In the case of observing a custom resource within a single namespace, neither of the above safety nets gets tiggered. This results in the operator silently dying. From reviewing the code, I think a fix to this could be for to update https://github.com/nolar/kopf/blob/c158baee82486b731496c7eec01fe60fcea2efce/kopf/_core/reactor/orchestration.py#L104-L132 so that orchestrator checks monitors the status of the tasks in the ensemble, and raises an exception if they fail. An example is below
async def ochestrator(
*,
processor: queueing.WatchStreamProcessor,
settings: configuration.OperatorSettings,
identity: peering.Identity,
insights: references.Insights,
operator_paused: aiotoggles.ToggleSet,
) -> None:
peering_missing = await operator_paused.make_toggle(name='peering CRD is missing')
ensemble = Ensemble(
peering_missing=peering_missing,
operator_paused=operator_paused,
operator_indexed=aiotoggles.ToggleSet(all),
)
try:
async with insights.revised:
while True:
wait_for_insights_task = aiotasks.create_guarded_task(insights.revised.wait(), "wait-for-insights")
done, pending = await aiotasks.wait([wait_for_insights_task, *ensemble.get_tasks(ensemble.get_keys())], return_when=asyncio.FIRST_COMPLETED)
for task in done:
if task.exception() is not None:
raise task.exception()
if wait_for_insights_task.done():
await adjust_tasks(
processor=processor,
insights=insights,
settings=settings,
identity=identity,
ensemble=ensemble,
)
except asyncio.CancelledError:
tasks = ensemble.get_tasks(ensemble.get_keys())

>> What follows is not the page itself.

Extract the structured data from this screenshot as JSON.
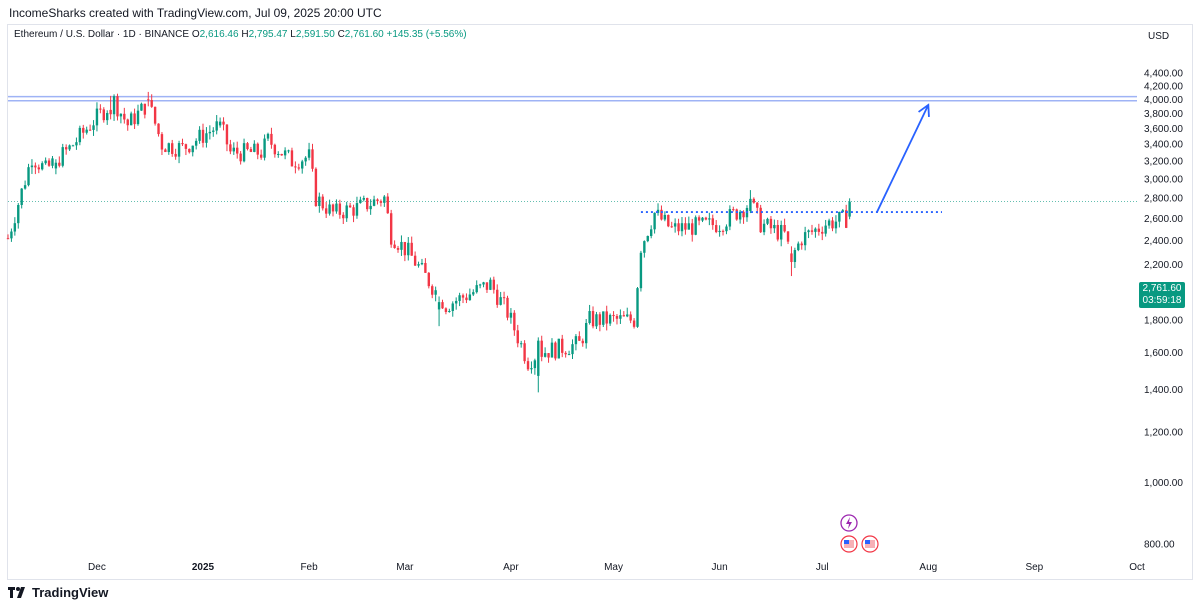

await aiotasks.stop(tasks, title="streaming", logger=logger, interval=10)
raise
Now, watcher tasks whose exit status was not previously monitored are now monitored, and exceptions in them will cause the operator to exit.
I am not sure if there are other side-effects of this approach though
For some additional context, the auth related error I mentioned is the one trigger I found to reproduce this issue. However, it may not be the only trigger
In theory, this can also be reproduced by dropping all of the signal handling and monkeypatching from the above code, and instead just deleting the service account (or removing its rolebinding/role) to trigger the bug.
@james-mchugh I agree, seems related to #1158 and #980. I have hit the scenario described here (watchers die, the operator continues) a few times while debugging those two issues. But it is different — here, something is wrong with the error escalation (or a lack of it) from the "orchestrator". It happened even with non-http errors — though not always, rather probabilistically, but nevertheless 50/50 reproducible.
First of all, thanks for the detailed investigation — the explanation seems totally valid and makes the chain of events clear. Second, the proposed solution also seems promising. Though I have some concerns about the guarded task & potential resource leaks (abandoned unawaited tasks/coros) — I need to think on this, and experiment with the repro a few times; and also double-check if #1031 maybe fixes this issue too — as a side effect.
Unfortunately, I have a somewhat limited capability to code now, so I code in small chunks & from time to time, and so I have to prioritize the issues. Once I get the feedback & merge the fix for those two issues above, I will take a look at this one (since it is adjacent code-wise). No timeline promises though, sorry.
No problem. Thank you for taking the time to look into this too! I'm happy to help with a contribution as well. I know the solution I presented may not be the best. I'm happy to look into contributing a fix to this if another solution comes to your mind, but you don't have the cycles to implement it.